Thanks to the incredibly well-trained ski patrol at Breck, Chris was brought down the mountain and med-flighted to St. Anthony's hospital in Denver, one of the best Level 1 Trauma hospitals in the country. He had brain surgery immediately to remove the massive clot and stop all the bleeding, which was extensive. Chris's sister Ann and I caught the first plane out of Boston on Monday. When we got here, the doctors and nurses were not holding out much hope - he was in a coma and on a respirator, and they couldn't tell us when (or even if) he would come out of it.

On Tuesday, when the docs did morning rounds, they were actually able to get Chris to open his eyes a bit when they shouted at him and respond to commands to wiggle his fingers and toes on both sides. Ann was in tears. (We've discovered that she cries at the good stuff, and I cry at the bad stuff, so we're a pretty good team.) He continued at about the same level all, day, not opening his eyes on his own, but able to muster up the energy when someone asked him to loudly. Still, no one could tell how much more progress he might make, since he was pretty deeply out of it.

Wednesday - Chris began to respond more quickly to commands, and actually to be able to shake his head to indicate yes or no. He was "responding appropriately", meaning it wasn't just random movements, he was really communicating. And, for the first time, we experienced the thrill of him opening his eyes on his own, without being asked, when Ann and I were in the room talking to him. Of course, the fates would not allow us to think all was well - a culture came back positive for pneumonia. He was immediately put on IV antibiotics. He also was sent down for another MRI, and the sedation from that pretty much knocked him out for most of the day.

Thursday - Chris is continuing to show his indomitable will and incredible strength. There was a lot of discussion during morning rounds as to whether he would be able to come off the ventilator. Some docs were in favor, since he was breathing completely on his own and his lungs sounded good and clear. Others were opposed, saying it was still risky since he wasn't awake most of the day; they were concerned he wouldn't be able to clear his throat or prevent his own tongue from falling back. They gave him a breathing test to check lung strength and Chris passed with flying colors. The yeahs won out, and the ventilator tube was taken out around noon.

The docs are absolutely astounded at the progress he's made in such a short time. One of them said he never would have believed it, since Chris's prognosis was so grim on Monday. Chris isn't saying much yet, but I am holding the phone up to him when his friends call, and he's managing a rough "Hi." (As Terry and Harlen would say, in Wookie.)

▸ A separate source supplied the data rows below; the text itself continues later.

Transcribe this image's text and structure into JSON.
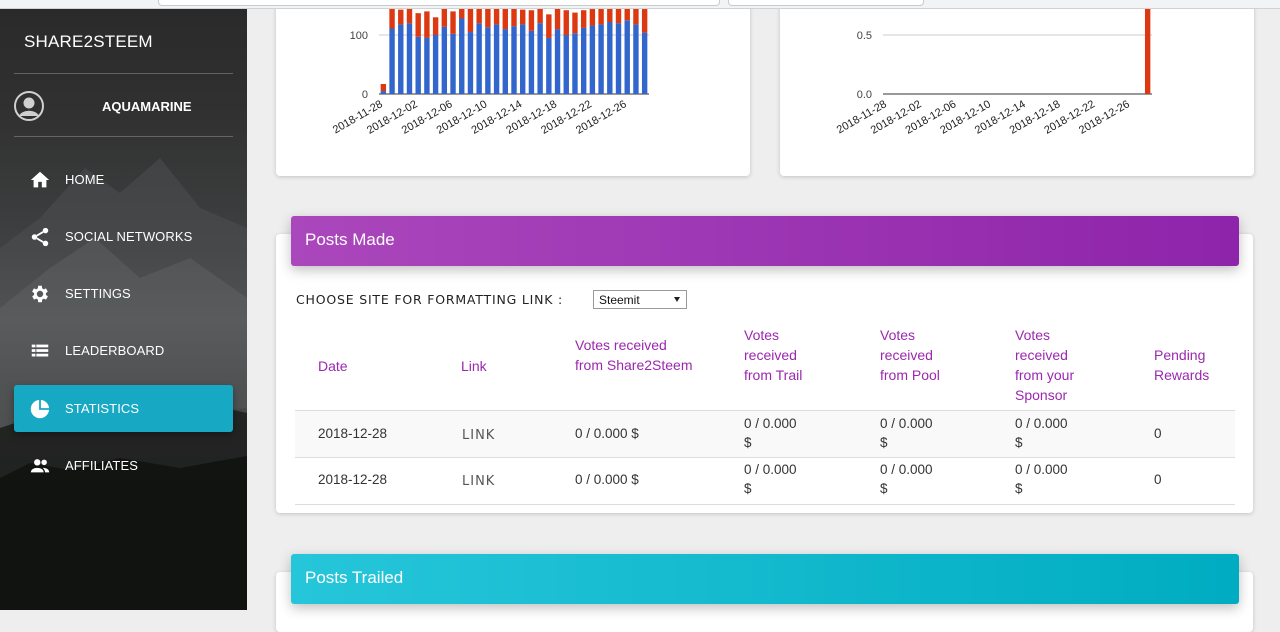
{
  "app": {
    "brand": "SHARE2STEEM",
    "username": "AQUAMARINE"
  },
  "nav": [
    {
      "label": "HOME",
      "icon": "home-icon",
      "active": false
    },
    {
      "label": "SOCIAL NETWORKS",
      "icon": "share-icon",
      "active": false
    },
    {
      "label": "SETTINGS",
      "icon": "gear-icon",
      "active": false
    },
    {
      "label": "LEADERBOARD",
      "icon": "list-icon",
      "active": false
    },
    {
      "label": "STATISTICS",
      "icon": "pie-chart-icon",
      "active": true
    },
    {
      "label": "AFFILIATES",
      "icon": "people-icon",
      "active": false
    }
  ],
  "colors": {
    "accent": "#17a9c4",
    "purple": "#9c27b0",
    "cyan": "#00acc1",
    "bar_blue": "#3366cc",
    "bar_red": "#dc3912"
  },
  "chart_data": [
    {
      "type": "bar",
      "stacked": true,
      "x_tick_labels": [
        "2018-11-28",
        "2018-12-02",
        "2018-12-06",
        "2018-12-10",
        "2018-12-14",
        "2018-12-18",
        "2018-12-22",
        "2018-12-26"
      ],
      "y_tick_labels": [
        "0",
        "100"
      ],
      "series": [
        {
          "color": "#3366cc",
          "values": [
            5,
            111,
            118,
            120,
            97,
            95,
            100,
            114,
            102,
            128,
            105,
            120,
            113,
            118,
            110,
            115,
            118,
            107,
            120,
            95,
            110,
            100,
            103,
            112,
            116,
            118,
            122,
            120,
            125,
            118,
            104
          ]
        },
        {
          "color": "#dc3912",
          "values": [
            12,
            40,
            25,
            30,
            40,
            45,
            30,
            35,
            38,
            20,
            40,
            30,
            32,
            30,
            35,
            30,
            25,
            35,
            28,
            40,
            38,
            42,
            35,
            30,
            28,
            30,
            25,
            28,
            20,
            30,
            40
          ]
        }
      ]
    },
    {
      "type": "bar",
      "x_tick_labels": [
        "2018-11-28",
        "2018-12-02",
        "2018-12-06",
        "2018-12-10",
        "2018-12-14",
        "2018-12-18",
        "2018-12-22",
        "2018-12-26"
      ],
      "y_tick_labels": [
        "0.0",
        "0.5"
      ],
      "series": [
        {
          "color": "#dc3912",
          "values": [
            0,
            0,
            0,
            0,
            0,
            0,
            0,
            0,
            0,
            0,
            0,
            0,
            0,
            0,
            0,
            0,
            0,
            0,
            0,
            0,
            0,
            0,
            0,
            0,
            0,
            0,
            0,
            0,
            0,
            0,
            1
          ]
        }
      ]
    }
  ],
  "posts_made": {
    "title": "Posts Made",
    "choose_label": "CHOOSE SITE FOR FORMATTING LINK :",
    "site_value": "Steemit",
    "columns": [
      "Date",
      "Link",
      "Votes received from Share2Steem",
      "Votes received from Trail",
      "Votes received from Pool",
      "Votes received from your Sponsor",
      "Pending Rewards"
    ],
    "rows": [
      {
        "date": "2018-12-28",
        "link": "LINK",
        "share2steem": "0 / 0.000 $",
        "trail": "0 / 0.000 $",
        "pool": "0 / 0.000 $",
        "sponsor": "0 / 0.000 $",
        "pending": "0"
      },
      {
        "date": "2018-12-28",
        "link": "LINK",
        "share2steem": "0 / 0.000 $",
        "trail": "0 / 0.000 $",
        "pool": "0 / 0.000 $",
        "sponsor": "0 / 0.000 $",
        "pending": "0"
      }
    ]
  },
  "posts_trailed": {
    "title": "Posts Trailed"
  }
}
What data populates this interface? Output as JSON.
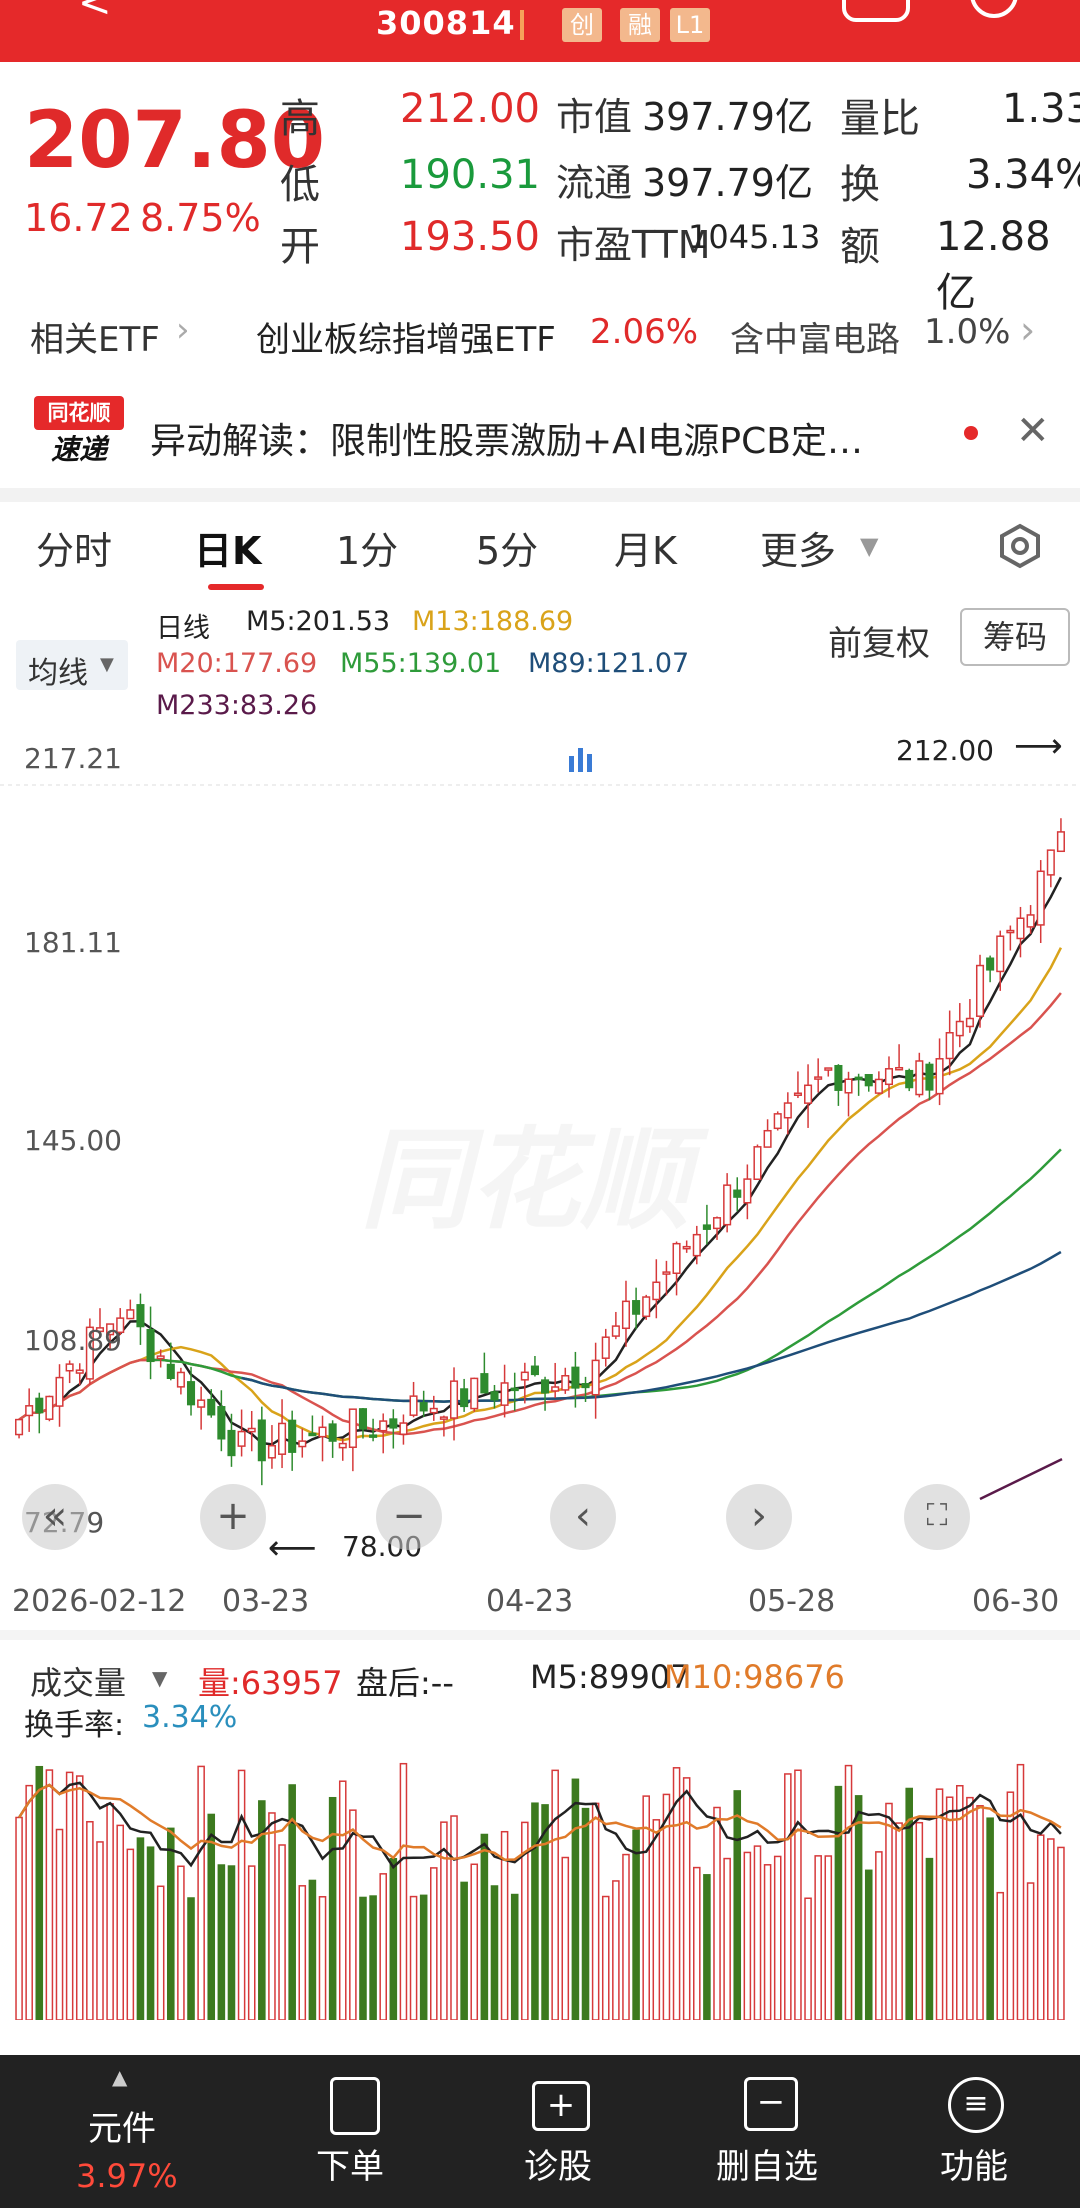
{
  "header": {
    "code": "300814",
    "tags": [
      "创",
      "融",
      "L1"
    ]
  },
  "quote": {
    "price": "207.80",
    "change": "16.72",
    "change_pct": "8.75%",
    "rows": [
      {
        "label": "高",
        "value": "212.00",
        "label2": "市值",
        "value2": "397.79亿",
        "label3": "量比",
        "value3": "1.33"
      },
      {
        "label": "低",
        "value": "190.31",
        "label2": "流通",
        "value2": "397.79亿",
        "label3": "换",
        "value3": "3.34%"
      },
      {
        "label": "开",
        "value": "193.50",
        "label2": "市盈TTM",
        "value2": "1045.13",
        "label3": "额",
        "value3": "12.88亿"
      }
    ]
  },
  "etf": {
    "label": "相关ETF",
    "name": "创业板综指增强ETF",
    "pct": "2.06%",
    "holding": "含中富电路",
    "holding_pct": "1.0%"
  },
  "news": {
    "logo_top": "同花顺",
    "logo_bottom": "速递",
    "text": "异动解读：限制性股票激励+AI电源PCB定…"
  },
  "tabs": [
    "分时",
    "日K",
    "1分",
    "5分",
    "月K",
    "更多"
  ],
  "active_tab": 1,
  "chart": {
    "ma_select": "均线",
    "period_label": "日线",
    "ma": [
      {
        "label": "M5:201.53",
        "color": "#222222"
      },
      {
        "label": "M13:188.69",
        "color": "#d9a31a"
      },
      {
        "label": "M20:177.69",
        "color": "#d9534f"
      },
      {
        "label": "M55:139.01",
        "color": "#2e9b3a"
      },
      {
        "label": "M89:121.07",
        "color": "#1f4e79"
      },
      {
        "label": "M233:83.26",
        "color": "#5a1a4a"
      }
    ],
    "adjust": "前复权",
    "chip_button": "筹码",
    "y_ticks": [
      "217.21",
      "181.11",
      "145.00",
      "108.89",
      "72.79"
    ],
    "high_marker": "212.00",
    "low_marker": "78.00",
    "x_ticks": [
      "2026-02-12",
      "03-23",
      "04-23",
      "05-28",
      "06-30"
    ],
    "watermark": "同花顺"
  },
  "volume": {
    "label": "成交量",
    "vol": "量:63957",
    "after": "盘后:--",
    "m5": "M5:89907",
    "m10": "M10:98676",
    "turnover_label": "换手率:",
    "turnover": "3.34%"
  },
  "bottom": {
    "stock_name": "元件",
    "stock_pct": "3.97%",
    "items": [
      "下单",
      "诊股",
      "删自选",
      "功能"
    ]
  },
  "chart_data": {
    "type": "candlestick",
    "y_range": [
      72.79,
      217.21
    ],
    "x_ticks": [
      "2026-02-12",
      "03-23",
      "04-23",
      "05-28",
      "06-30"
    ],
    "last_close": 207.8,
    "period_high": 212.0,
    "period_low": 78.0,
    "ma_values": {
      "M5": 201.53,
      "M13": 188.69,
      "M20": 177.69,
      "M55": 139.01,
      "M89": 121.07,
      "M233": 83.26
    },
    "volume_last": 63957,
    "volume_m5": 89907,
    "volume_m10": 98676
  }
}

Friday - Chris is continuing to make progress every day. He slept well through the night without the ventilaotor (just a CPAP, which he uses at home). They sat him up in a chair for a while (yay!). He still can't really talk, except for except maybe the word "water", but he's still pretty weak. We've been heartened that, so far, he hasn't shown any deficits except for that - he's moving everything and understanding everything. We hold the phone up to his ear when people call, and he responds really well. I think he's sick of hearing just me and Ann talking to him all day. The nursing staff let him keep the awesome ballons DSUSA sent, but they won't let flowers or anything else in the room.

They gave him a swallow test to see if they could take the feeding tube out, but he's not ready for that. They'll let us give him ice chips, though, which he savors as if they were drops of Yquem. He's also running a fever, probably from the pneumonia, which worries me. I thought the antibiotics he is on would knock that out, but the temp remains...

Today, Saturday morning - Right now, Chris's sister Ann is working on getting him on a medical transport back home as soon as he is able to do rehab. We think he would do much better for getting back to his baseline if he worked with his own docs, and we think it would lift his spirits to be able to get visits from his friends. We're not sure yet if Blue Cross will approve it, so keep your fingers crossed.